Grundsätze:
Der Schlüssel zu einem effizienten und lang anhaltenden Kurerfolg und die Zufriedenheit jeder
Patientin sind zeitgemäße und effektive Behandlungsansätze und –therapien.
Aus diesem Grund entwickelt ReGenesa das Vorsorge- und Rehabilitationskonzept des ANTONIE-NOPITSCH-HAUS in Bad Bevensen kontinuierlich weiter, so dass es stets den tatsächlichen Lebensentwürfen und –anforderungen der Frauen
entspricht und ihren Problemen und Bedürfnissen gerecht wird.
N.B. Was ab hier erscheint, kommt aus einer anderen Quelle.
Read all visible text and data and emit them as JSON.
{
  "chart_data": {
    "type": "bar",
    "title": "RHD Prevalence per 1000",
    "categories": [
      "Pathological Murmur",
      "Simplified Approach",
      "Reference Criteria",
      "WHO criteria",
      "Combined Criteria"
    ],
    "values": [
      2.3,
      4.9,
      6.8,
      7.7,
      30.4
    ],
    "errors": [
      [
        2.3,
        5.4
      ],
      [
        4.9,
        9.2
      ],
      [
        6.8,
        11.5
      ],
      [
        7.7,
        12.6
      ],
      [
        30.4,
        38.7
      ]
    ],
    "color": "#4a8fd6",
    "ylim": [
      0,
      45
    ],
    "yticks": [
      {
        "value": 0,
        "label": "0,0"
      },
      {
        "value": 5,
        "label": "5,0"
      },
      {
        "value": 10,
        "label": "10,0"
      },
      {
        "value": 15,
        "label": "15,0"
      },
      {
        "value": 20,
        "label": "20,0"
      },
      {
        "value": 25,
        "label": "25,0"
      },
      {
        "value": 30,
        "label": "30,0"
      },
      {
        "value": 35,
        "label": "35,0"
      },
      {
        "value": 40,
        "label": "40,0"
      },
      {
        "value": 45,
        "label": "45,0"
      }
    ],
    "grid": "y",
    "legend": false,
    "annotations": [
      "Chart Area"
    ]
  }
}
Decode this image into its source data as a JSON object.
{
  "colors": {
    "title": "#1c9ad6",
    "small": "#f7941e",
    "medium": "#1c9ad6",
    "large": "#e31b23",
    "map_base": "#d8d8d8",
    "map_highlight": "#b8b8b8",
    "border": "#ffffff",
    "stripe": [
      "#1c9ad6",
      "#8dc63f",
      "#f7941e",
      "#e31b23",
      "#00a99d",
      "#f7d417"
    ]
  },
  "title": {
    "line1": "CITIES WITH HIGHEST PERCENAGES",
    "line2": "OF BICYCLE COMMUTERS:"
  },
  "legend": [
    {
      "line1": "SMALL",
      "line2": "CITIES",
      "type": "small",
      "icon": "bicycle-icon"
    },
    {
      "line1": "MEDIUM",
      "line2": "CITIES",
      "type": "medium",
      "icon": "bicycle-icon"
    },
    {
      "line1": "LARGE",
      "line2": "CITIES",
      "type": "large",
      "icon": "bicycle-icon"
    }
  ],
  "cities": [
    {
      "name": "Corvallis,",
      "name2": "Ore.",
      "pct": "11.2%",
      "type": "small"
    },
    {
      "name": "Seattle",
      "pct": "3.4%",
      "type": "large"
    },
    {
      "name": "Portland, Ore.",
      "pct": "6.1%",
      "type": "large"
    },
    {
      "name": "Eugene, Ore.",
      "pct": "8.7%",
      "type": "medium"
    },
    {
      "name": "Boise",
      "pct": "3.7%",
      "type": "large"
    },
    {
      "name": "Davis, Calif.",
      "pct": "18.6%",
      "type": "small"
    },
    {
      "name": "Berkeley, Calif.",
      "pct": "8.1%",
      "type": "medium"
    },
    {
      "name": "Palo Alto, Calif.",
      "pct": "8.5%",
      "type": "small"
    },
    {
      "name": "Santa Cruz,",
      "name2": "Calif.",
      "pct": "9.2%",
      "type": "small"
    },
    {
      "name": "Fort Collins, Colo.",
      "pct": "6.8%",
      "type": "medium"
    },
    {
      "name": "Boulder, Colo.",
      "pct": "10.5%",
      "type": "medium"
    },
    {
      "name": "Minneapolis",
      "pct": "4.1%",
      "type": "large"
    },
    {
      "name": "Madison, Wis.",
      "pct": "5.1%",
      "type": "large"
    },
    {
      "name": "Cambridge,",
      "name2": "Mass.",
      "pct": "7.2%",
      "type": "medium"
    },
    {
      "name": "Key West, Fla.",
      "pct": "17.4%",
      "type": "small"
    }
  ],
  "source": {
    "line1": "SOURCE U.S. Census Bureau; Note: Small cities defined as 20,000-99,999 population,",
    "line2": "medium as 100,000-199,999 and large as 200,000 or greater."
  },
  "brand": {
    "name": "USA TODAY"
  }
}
Das ANTONIE-NOPITSCH-HAUS nimmt als anerkannte Kureinrichtung des Müttergenesungswerkes neben einer internen Qualitätsentwicklung und –sicherung (verbindliche Standards für Struktur-, Prozess- und Ergebnisqualität) auch an einer externen Qualitätssicherung (gemäß § 137d SGB V) teil.
Der Behandlungsansatz:
Wie alle anerkannten Kureinrichtungen des Müttergenesungswerkes ist eine Frauen- bzw. Mütterkur im ANTONIE-NOPITSCH-HAUS gekennzeichnet durch
- ein frauen- und familienorientiertes Konzept ,
d.h. frauen- / mütterspezifisch ausgerichtete Therapieangebote
- ein ganzheitsmedizinisch und
sozialmedizinisch geprägte Behandlung, d. h. es werden körperliche, seelische und soziale Faktoren berücksichtigt
- eine indikationsgerechte und
individuelle Therapie
- eine interdisziplinäre und
integrative Zusammenarbeit von ärztlich-medizinischer, physikalischer, psychologischer und –sozialer Therapie, sowie Ernährungs-, Sport- / Bewegungstherapie
- eine patienten- und
ressourcenorientierte Behandlung / Therapie
Gemeinsame An- und Abreise:
In einem dreiwöchigen Turnus reisen alle Patientinnen eines festgelegten Kurtermins gemeinsam an und auch wieder
ab.
Durch diese konstant bleibende Patientinnengruppe wird den Frauen die Kontaktaufnahme untereinander erleichtert und die gruppentherapeutische Arbeit intensiviert.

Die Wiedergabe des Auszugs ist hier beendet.